O teatro era meu lugar preferido no mundo inteiro, o silêncio rompido por vozes recitando poemas de amor, de ódio, de dor e palavras difíceis era o único lugar que me tranquilizava. Lembro de quando minha mãe dizia “sorria e acene com a cabeça seja lá o que estiver sentindo” e eu fazia, imitava exatamente como ela fazia. “E se não entender o que estão falando, sorria e diga é mesmo?” e eu sorri, a melhor cara de paisagem que eu poderia fingir e disse “é mesmo?” e lembro-me dela ter caído na gargalhada com rugas nos cantos dos olhos, o sorriso grande e o som da risada que eu adorava ouvir. Aquele era o único momento feliz que eu poderia lembrar dela antes da leucemia, antes da sua pele perder a cor, de seus lábios não sorrirem mais e antes de seus olhos perderem o brilho. Antes dos gritos de dor, das noites em claro chorando e implorando a meu pai que fizesse a dor parar. Foi antes dela desistir de nós. Desistir de mim, do meu irmão, de meu pai e se entregar por não aguentar mais, não aguentar nos ver chorar depois de cada sessão de químio. Ela não aguentava nos ver sofrer e desde o dia em que meu pai voltou sozinho do hospital, desde o minuto em que eu não a vi entrando pela porta, meu único refúgio era o teatro.

— Você foi ótima! – ouvi Júlia dizer me fazendo piscar uma duas três milhões de vezes voltando a realidade.

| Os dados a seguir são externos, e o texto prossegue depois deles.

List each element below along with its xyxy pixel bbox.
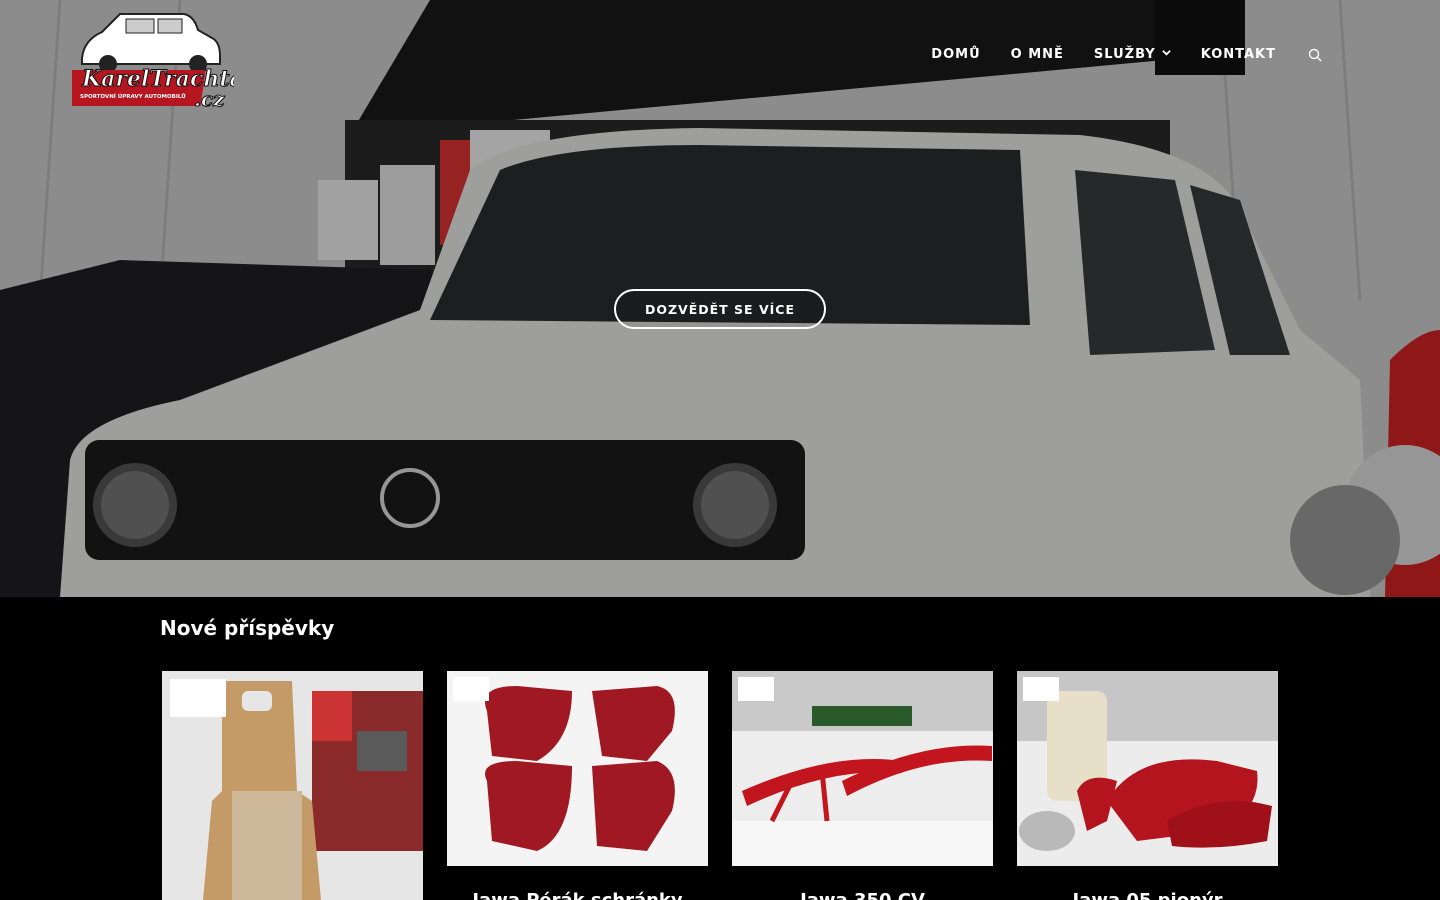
main-nav: DOMŮ O MNĚ SLUŽBY KONTAKT <box>901 44 1322 64</box>
nav-about-label: O MNĚ <box>1010 46 1064 62</box>
post-thumbnail[interactable] <box>162 671 423 900</box>
post-thumbnail[interactable] <box>447 671 708 866</box>
nav-about[interactable]: O MNĚ <box>1011 44 1064 64</box>
recent-posts: Nové příspěvky <box>0 597 1440 900</box>
nav-contact-label: KONTAKT <box>1200 46 1276 62</box>
logo-wordmark: KarelTrachta .cz SPORTOVNÍ ÚPRAVY AUTOMO… <box>80 66 234 111</box>
post-card[interactable]: Jawa 350 CV <box>732 671 993 900</box>
nav-services[interactable]: SLUŽBY <box>1094 44 1171 64</box>
post-thumbnail[interactable] <box>732 671 993 866</box>
site-header: KarelTrachta .cz SPORTOVNÍ ÚPRAVY AUTOMO… <box>0 0 1440 110</box>
post-title[interactable]: Jawa Pérák schránky <box>447 890 708 900</box>
nav-home[interactable]: DOMŮ <box>931 44 980 64</box>
learn-more-button[interactable]: DOZVĚDĚT SE VÍCE <box>614 289 826 329</box>
chevron-down-icon <box>1161 48 1171 60</box>
logo-suffix: .cz <box>194 87 225 110</box>
nav-services-label: SLUŽBY <box>1093 46 1156 62</box>
post-thumbnail[interactable] <box>1017 671 1278 866</box>
post-card[interactable]: Jawa 05 pionýr <box>1017 671 1278 900</box>
recent-posts-title: Nové příspěvky <box>160 616 335 640</box>
learn-more-label: DOZVĚDĚT SE VÍCE <box>644 301 795 317</box>
search-icon[interactable] <box>1308 47 1322 62</box>
post-title[interactable]: Jawa 350 CV <box>732 890 993 900</box>
post-card[interactable]: Jawa Pérák schránky <box>447 671 708 900</box>
post-title[interactable]: Jawa 05 pionýr <box>1017 890 1278 900</box>
nav-home-label: DOMŮ <box>931 46 981 62</box>
nav-contact[interactable]: KONTAKT <box>1201 44 1276 64</box>
post-card[interactable] <box>162 671 423 900</box>
logo-tagline: SPORTOVNÍ ÚPRAVY AUTOMOBILŮ <box>80 92 186 100</box>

As duas estavam abraçadas, vibrantes e sorridentes como velhas amigas que se encontravam depois de muitos anos. – Você está cada vez melhor.

— Obrigada! – a garota respondeu entusiasmada visivelmente contente pelo elogio, seu olhar encontrou o meu lembrando a Júlia que eu ainda estava ali. Ela se afastou e me puxou para mais perto.

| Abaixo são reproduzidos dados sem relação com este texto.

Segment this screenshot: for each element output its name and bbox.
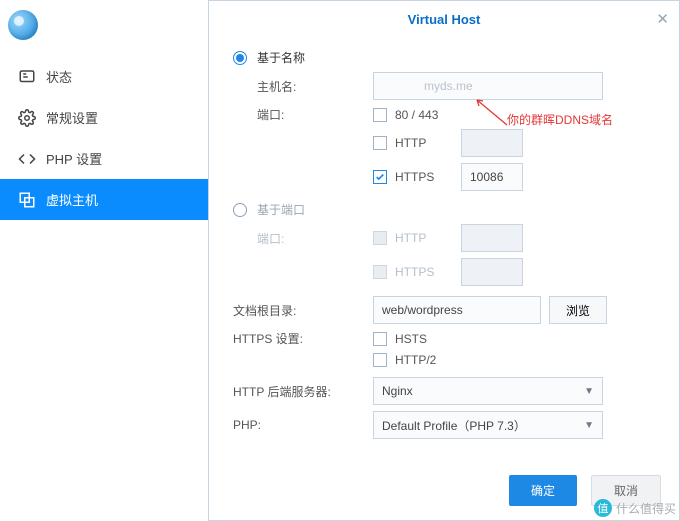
php-select[interactable]: Default Profile（PHP 7.3） ▼ <box>373 411 603 439</box>
panel-title: Virtual Host <box>408 12 481 27</box>
bp-https-label: HTTPS <box>395 265 453 279</box>
chevron-down-icon: ▼ <box>584 420 594 431</box>
based-on-name-radio[interactable] <box>233 51 247 65</box>
php-value: Default Profile（PHP 7.3） <box>382 417 526 434</box>
sidebar-item-status[interactable]: 状态 <box>0 56 208 97</box>
docroot-input[interactable] <box>373 296 541 324</box>
chevron-down-icon: ▼ <box>584 386 594 397</box>
port-default-checkbox[interactable] <box>373 108 387 122</box>
close-icon[interactable]: ✕ <box>656 10 669 28</box>
backend-label: HTTP 后端服务器: <box>233 383 373 400</box>
code-icon <box>18 150 36 168</box>
browse-button[interactable]: 浏览 <box>549 296 607 324</box>
virtual-host-panel: Virtual Host ✕ 基于名称 主机名: 你的群晖DDNS域名 <box>208 0 680 521</box>
port-label: 端口: <box>233 106 373 123</box>
bp-http-port-input <box>461 224 523 252</box>
sidebar: 状态 常规设置 PHP 设置 虚拟主机 <box>0 0 208 521</box>
http2-checkbox[interactable] <box>373 353 387 367</box>
sidebar-item-general[interactable]: 常规设置 <box>0 97 208 138</box>
hsts-label: HSTS <box>395 332 427 346</box>
layers-icon <box>18 191 36 209</box>
http2-label: HTTP/2 <box>395 353 436 367</box>
https-label: HTTPS <box>395 170 453 184</box>
bp-https-port-input <box>461 258 523 286</box>
sidebar-item-virtual-host[interactable]: 虚拟主机 <box>0 179 208 220</box>
bp-http-label: HTTP <box>395 231 453 245</box>
php-label: PHP: <box>233 418 373 432</box>
sidebar-item-label: 虚拟主机 <box>46 190 98 209</box>
based-on-name-label: 基于名称 <box>257 49 305 66</box>
watermark-badge-icon: 值 <box>594 499 612 517</box>
hostname-label: 主机名: <box>233 78 373 95</box>
backend-select[interactable]: Nginx ▼ <box>373 377 603 405</box>
port-default-text: 80 / 443 <box>395 108 438 122</box>
sidebar-item-label: PHP 设置 <box>46 149 102 168</box>
bp-http-checkbox <box>373 231 387 245</box>
hostname-input[interactable] <box>373 72 603 100</box>
status-icon <box>18 68 36 86</box>
watermark: 值 什么值得买 <box>594 499 676 517</box>
based-port-port-label: 端口: <box>233 230 373 247</box>
https-settings-label: HTTPS 设置: <box>233 330 373 347</box>
bp-https-checkbox <box>373 265 387 279</box>
gear-icon <box>18 109 36 127</box>
based-on-port-label: 基于端口 <box>257 201 305 218</box>
hsts-checkbox[interactable] <box>373 332 387 346</box>
docroot-label: 文档根目录: <box>233 302 373 319</box>
https-checkbox[interactable] <box>373 170 387 184</box>
sidebar-item-php[interactable]: PHP 设置 <box>0 138 208 179</box>
ok-button[interactable]: 确定 <box>509 475 577 506</box>
http-checkbox[interactable] <box>373 136 387 150</box>
sidebar-item-label: 状态 <box>46 67 72 86</box>
http-label: HTTP <box>395 136 453 150</box>
app-logo-icon <box>8 10 38 40</box>
watermark-text: 什么值得买 <box>616 500 676 517</box>
https-port-input[interactable] <box>461 163 523 191</box>
http-port-input[interactable] <box>461 129 523 157</box>
sidebar-item-label: 常规设置 <box>46 108 98 127</box>
backend-value: Nginx <box>382 384 413 398</box>
based-on-port-radio[interactable] <box>233 203 247 217</box>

— Esta é Kate. Minha amiga. E esta é Mylena. A melhor aluna que o curso de teatro já viu.

— É um prazer. – Mylena disse erguendo a palma da mão para mim e eu sorri. – Mas não acredite em tudo o que ela fala. – completou revirando os olhos.

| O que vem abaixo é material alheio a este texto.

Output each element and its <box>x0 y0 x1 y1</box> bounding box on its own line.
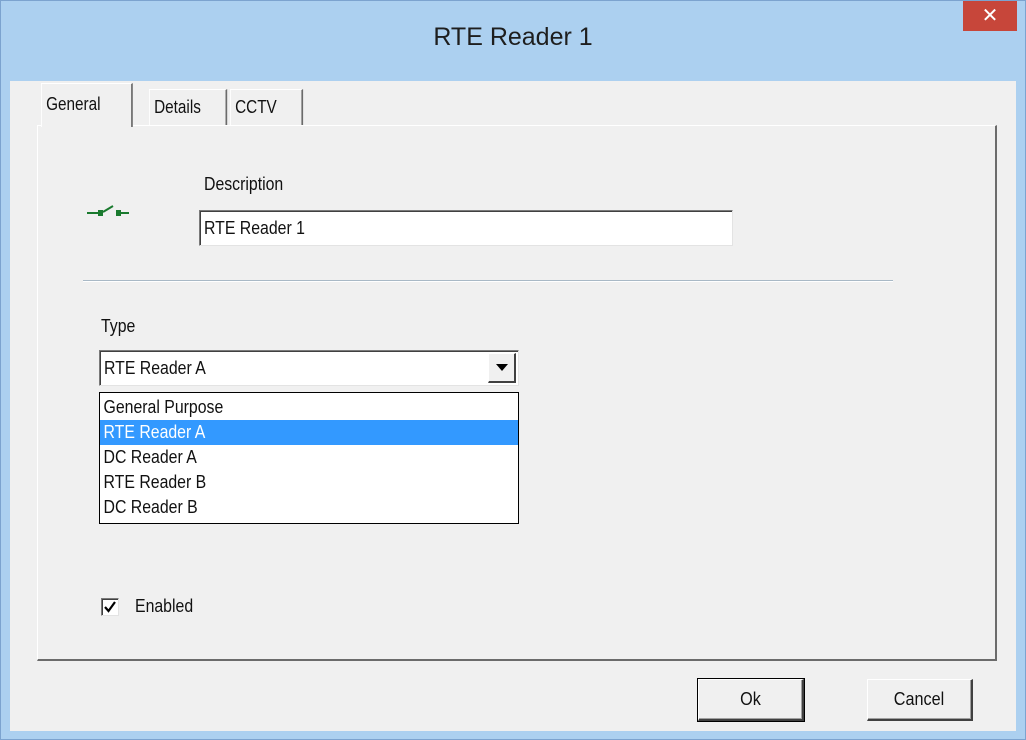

— De jeito nenhum. – brinquei fazendo Júlia rir. – Mas você é realmente muito boa. Parabéns. – eu disse, sem um pingo de hesitação.

— Obrigada Kate. – foi o que ela respondeu.

— Você está saindo agora? – Júlia perguntou olhando rapidamente o pequeno relógio em seu pulso. – Nós vamos almoçar, só vim aqui mostrar o teatro a Kate que nem imaginava que existia. – as duas sorriram para mim e eu retribui completamente envergonhada.

— Vou adorar mostrar o prédio um dia a você, Kate. Mas agora estou indo.

— Sério? – Júlia perguntou desanimada. – Vem com a gente. – Mylena fez uma careta.

— No refeitório? Não, obrigada. – respondeu passando por nós, Júlia a seguiu alegando vários e vários motivos para Mylena reconsiderar o pedido e eu sorria ao ouvi-la porque Júlia tinha argumentos que eu nem mesma poderia pensar. Por fim, Mylena acabou aceitando.

Eu ficaria surpresa se ela dissesse não.

— Então Ka, posso te chamar assim não posso? – Mylena perguntou enquanto caminhávamos para o refeitório. Concordei com a cabeça e ela continuou. – Qual curso pretende fazer?

— Ainda não sei. Estou em dúvida procurando mais opções.

— O curso de teatro vai abrir novas vagas logo logo. Se você estiver interessada.

— Ah não. Com certeza não. Obrigada, mas não. Tenho fobia de falar em público, eu fico simplesmente paralisada. – Júlia riu e concordou com a cabeça, erguemos as mãos para um high-five tão naturalmente que aquilo me assustou.

Durante o caminho Mylena contou sobre sua timidez no colégio, timidez na faculdade e havia aprendido no teatro a como lhe dar com tudo aquilo. Havia sido paixão a primeira vista para ela e eu a invejava, ela já havia decidido seguir esse caminho desde muito nova, fez cursos, estudou muito e tinha um foco na vida. Eu por outro lado, estava completamente perdida em uma sala escura e sem portas.